Cleaning Up Your Debian Box

If you use Debian GNU/Linux, you know that it has a solid reputation of stability and durability. I just recently upgrade a file/print server here at work from the "Woody" distribution to the newest stable release - "Sarge". The upgrade proceeded without a hitch, and it was all done by editing a single file and then issuing one command from the bash shell. It doesn't get much better than that for the ever-stressed out network administrator! Furthermore, Debian provides extremely timely security updates which are likewise installed in the same painless manner as the distribution.

For those who would prefer to be more on the cutting edge of Debian development, there are also "testing" and "still in development" distributions which provide more recent packages. These meta-distributions are actually the workplaces for the next stable release, but are constantly upgraded as packages are improved, fixed, etc. These testing distributions are also pretty damn stable, but there is more package-churn here than in the stable branch, where packages are updated only for security issues.

The only downside to Debian's stability is that over the long period of time in one of the testing distros, you can get some unused packages left behind. Today, I found a useful package in Debian called deborphan. As you might guess, deborphan scans the list of installed packages, searching for orphaned libraries that are no longer needed. Using the list it prints out, you can then remove these orphaned packages and free up some disk space.

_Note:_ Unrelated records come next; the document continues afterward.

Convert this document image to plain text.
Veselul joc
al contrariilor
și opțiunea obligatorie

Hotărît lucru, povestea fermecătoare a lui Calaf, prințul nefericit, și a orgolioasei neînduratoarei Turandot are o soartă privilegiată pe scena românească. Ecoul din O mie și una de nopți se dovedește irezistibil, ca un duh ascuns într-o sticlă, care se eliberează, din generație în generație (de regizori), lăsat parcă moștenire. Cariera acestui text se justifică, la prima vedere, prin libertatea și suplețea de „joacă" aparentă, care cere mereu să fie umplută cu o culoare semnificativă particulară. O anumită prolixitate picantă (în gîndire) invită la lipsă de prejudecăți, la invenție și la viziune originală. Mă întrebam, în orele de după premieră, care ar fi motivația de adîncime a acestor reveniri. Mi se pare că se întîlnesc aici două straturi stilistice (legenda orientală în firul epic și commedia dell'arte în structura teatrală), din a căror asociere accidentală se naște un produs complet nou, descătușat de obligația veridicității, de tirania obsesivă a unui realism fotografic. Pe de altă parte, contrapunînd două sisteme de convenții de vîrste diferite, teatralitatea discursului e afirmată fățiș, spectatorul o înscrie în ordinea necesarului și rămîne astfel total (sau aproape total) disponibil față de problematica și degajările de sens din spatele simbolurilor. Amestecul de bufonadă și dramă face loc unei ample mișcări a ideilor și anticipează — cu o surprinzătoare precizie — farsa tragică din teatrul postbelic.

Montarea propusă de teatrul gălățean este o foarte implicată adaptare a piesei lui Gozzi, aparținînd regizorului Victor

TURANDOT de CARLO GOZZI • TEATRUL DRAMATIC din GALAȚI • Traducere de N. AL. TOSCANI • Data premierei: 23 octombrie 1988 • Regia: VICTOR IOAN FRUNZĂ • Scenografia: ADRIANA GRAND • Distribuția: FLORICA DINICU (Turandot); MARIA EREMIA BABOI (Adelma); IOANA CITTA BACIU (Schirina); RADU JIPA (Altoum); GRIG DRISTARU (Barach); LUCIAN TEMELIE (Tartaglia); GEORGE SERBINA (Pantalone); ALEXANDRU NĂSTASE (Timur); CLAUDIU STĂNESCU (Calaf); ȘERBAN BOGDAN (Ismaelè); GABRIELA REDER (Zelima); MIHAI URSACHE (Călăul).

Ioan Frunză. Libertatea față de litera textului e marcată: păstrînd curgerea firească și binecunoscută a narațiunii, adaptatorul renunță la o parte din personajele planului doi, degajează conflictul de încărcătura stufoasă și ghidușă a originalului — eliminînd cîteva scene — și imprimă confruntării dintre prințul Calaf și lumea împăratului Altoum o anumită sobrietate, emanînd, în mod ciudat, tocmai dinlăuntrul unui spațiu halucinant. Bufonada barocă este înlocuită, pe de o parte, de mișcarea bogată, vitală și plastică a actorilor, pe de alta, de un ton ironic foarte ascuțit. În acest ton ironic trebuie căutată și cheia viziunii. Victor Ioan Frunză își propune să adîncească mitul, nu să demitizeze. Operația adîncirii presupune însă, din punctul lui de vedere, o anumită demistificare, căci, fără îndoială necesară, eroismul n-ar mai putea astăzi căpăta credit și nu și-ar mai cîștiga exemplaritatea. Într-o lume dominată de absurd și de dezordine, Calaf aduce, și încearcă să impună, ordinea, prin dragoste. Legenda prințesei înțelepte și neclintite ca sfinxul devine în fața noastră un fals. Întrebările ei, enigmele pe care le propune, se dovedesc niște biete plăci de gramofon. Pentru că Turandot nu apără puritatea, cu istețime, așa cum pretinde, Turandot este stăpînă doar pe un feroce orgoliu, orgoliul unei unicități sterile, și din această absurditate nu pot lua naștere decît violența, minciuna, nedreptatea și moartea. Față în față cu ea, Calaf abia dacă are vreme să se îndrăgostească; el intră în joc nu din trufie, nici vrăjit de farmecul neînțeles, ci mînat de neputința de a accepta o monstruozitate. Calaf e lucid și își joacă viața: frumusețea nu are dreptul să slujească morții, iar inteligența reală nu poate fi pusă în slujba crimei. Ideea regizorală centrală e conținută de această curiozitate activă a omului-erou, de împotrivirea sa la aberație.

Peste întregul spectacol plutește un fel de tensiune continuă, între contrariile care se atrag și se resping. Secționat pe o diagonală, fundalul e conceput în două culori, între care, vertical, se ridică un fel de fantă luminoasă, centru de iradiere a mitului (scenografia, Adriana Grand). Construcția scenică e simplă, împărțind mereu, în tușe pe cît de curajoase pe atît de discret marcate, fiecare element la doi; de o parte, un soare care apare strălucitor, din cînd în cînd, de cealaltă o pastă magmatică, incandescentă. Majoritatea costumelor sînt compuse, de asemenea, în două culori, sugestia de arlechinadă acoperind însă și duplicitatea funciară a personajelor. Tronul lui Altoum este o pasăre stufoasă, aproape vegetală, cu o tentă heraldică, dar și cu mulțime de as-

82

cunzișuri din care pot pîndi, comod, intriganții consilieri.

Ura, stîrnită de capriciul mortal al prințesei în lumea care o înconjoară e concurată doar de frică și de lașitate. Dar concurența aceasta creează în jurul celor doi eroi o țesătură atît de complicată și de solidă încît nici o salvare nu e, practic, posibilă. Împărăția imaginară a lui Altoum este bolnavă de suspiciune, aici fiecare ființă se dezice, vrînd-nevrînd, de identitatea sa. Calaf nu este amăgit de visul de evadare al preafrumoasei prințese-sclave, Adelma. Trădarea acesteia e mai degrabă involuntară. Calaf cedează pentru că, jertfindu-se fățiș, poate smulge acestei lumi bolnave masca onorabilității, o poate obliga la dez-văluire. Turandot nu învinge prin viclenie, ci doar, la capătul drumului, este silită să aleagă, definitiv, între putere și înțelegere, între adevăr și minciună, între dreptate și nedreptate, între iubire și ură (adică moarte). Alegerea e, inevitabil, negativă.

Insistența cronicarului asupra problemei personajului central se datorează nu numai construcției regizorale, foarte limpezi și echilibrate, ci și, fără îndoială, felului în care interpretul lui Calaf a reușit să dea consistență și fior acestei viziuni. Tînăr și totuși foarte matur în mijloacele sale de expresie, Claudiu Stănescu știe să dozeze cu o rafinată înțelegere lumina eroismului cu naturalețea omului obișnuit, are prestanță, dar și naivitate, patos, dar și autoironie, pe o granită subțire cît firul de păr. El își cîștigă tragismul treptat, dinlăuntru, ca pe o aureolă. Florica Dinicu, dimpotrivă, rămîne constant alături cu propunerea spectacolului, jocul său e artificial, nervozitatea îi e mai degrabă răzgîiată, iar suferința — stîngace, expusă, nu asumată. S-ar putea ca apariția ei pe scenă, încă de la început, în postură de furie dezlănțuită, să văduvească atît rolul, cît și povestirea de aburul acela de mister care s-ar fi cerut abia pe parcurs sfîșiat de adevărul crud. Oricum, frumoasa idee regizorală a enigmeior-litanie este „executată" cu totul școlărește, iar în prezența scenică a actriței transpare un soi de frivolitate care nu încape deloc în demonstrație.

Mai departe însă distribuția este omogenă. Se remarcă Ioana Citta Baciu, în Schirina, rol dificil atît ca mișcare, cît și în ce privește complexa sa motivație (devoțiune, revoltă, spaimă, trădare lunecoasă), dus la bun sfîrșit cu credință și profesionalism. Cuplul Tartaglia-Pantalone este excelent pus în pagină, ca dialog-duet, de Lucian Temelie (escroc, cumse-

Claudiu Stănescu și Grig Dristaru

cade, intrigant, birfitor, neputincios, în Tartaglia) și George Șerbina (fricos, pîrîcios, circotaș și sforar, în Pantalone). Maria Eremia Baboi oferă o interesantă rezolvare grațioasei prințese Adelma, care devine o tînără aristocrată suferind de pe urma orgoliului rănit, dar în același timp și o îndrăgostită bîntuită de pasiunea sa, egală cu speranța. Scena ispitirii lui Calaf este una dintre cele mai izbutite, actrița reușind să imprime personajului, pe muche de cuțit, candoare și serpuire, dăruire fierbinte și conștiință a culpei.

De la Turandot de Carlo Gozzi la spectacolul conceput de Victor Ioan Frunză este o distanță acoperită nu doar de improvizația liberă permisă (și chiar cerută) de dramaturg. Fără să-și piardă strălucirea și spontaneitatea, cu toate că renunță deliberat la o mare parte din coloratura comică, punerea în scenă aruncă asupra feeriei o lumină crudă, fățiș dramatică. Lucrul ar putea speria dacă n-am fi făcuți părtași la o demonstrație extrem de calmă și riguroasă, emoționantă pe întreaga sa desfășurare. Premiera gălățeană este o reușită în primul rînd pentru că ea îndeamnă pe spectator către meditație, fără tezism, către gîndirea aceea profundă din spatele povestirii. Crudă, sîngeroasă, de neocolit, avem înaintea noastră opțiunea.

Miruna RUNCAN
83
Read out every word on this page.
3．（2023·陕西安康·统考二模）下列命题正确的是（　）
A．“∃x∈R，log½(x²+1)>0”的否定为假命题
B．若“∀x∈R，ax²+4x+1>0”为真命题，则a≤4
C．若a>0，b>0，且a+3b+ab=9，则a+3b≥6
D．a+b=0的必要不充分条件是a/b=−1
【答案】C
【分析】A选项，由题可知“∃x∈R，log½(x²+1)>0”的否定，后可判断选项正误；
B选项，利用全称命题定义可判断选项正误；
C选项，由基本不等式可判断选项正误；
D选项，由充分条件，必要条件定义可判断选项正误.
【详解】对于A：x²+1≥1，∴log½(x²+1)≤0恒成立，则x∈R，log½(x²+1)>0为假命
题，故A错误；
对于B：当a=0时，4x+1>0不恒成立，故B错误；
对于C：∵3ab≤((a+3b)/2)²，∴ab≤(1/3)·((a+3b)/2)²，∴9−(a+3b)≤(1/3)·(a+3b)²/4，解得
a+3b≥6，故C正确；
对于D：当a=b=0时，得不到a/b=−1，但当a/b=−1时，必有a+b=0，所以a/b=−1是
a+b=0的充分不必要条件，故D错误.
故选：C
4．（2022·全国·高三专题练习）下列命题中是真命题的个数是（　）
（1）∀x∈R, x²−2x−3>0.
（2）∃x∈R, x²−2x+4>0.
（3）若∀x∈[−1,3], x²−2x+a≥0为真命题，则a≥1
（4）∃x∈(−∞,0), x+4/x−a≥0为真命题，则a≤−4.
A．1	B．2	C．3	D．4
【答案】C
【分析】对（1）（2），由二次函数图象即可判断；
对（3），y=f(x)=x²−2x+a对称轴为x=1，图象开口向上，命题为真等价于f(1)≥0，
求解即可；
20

If you don't have deborphan installed yet, install it:

apt-get update
apt-get install deborphan

Of course, you could use aptitude as well - whatever you prefer. Next step, run deborphan and see what packages it thinks you no longer need:


Look through the list carefully, and make sure that nothing seems out of the ordinary. If you want to fully remove all of the listed packages, then try:

deborphan | xargs apt-get --purge remove -y

This command will purge all of the packages listed in the previous step from your system. I just did this a few minutes ago on my Debian sid workstation, and it freed up around 106 MB.